Quant à ceux qui la croquèrent nue, tandis qu’elle les observait au travail, Toulouse-Lautrec (avec qui elle eut une liaison), Puvis de Chavannes, Auguste Renoir ou Jean-Jacques Henner, ils sont soigneusement cantonnés à une petite salle. Même Erik Satie, dont elle fit un amusant portrait, se trouve renvoyé à la ritournelle de ses Vexations, composées après leur rupture amoureuse.

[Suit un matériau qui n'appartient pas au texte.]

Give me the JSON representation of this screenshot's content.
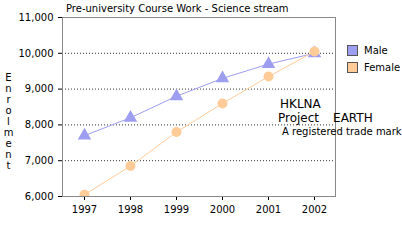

Confrontée à ses contemporaines
Ainsi peut-on juger, au fil de 180 œuvres, du talent de Suzanne Valadon (1865-1938) dans différents genres. Si l’on passe vite devant les natures mortes, bouquets et paysages, vaguement inspirés de Cézanne, on goûte dans deux cabinets de dessins ce trait « dur et souple » loué par Degas. Comme son mentor qui l’initia à la gravure en taille-douce, la jeune femme excelle à saisir l’intimité de femmes au tub, se coiffant ou s’étirant. Elle croque la toilette de son enfant – le futur peintre, Maurice Utrillo – ou une fillette assise, nue et renfrognée. Dans La Poupée délaissée, elle peint une adolescente qui jauge dans un miroir ses formes avec curiosité.
Résolument féministe, l’accrochage met en lumière, au côté des autoportraits et des nus cernés d’un trait noir, des œuvres de contemporaines comme Marie Laurencin ou les méconnues Georgette Agutte, Alice Bailly, Émilie Charmy, Angèle Delasalle… L’audace de Valadon n’en paraît que plus singulière.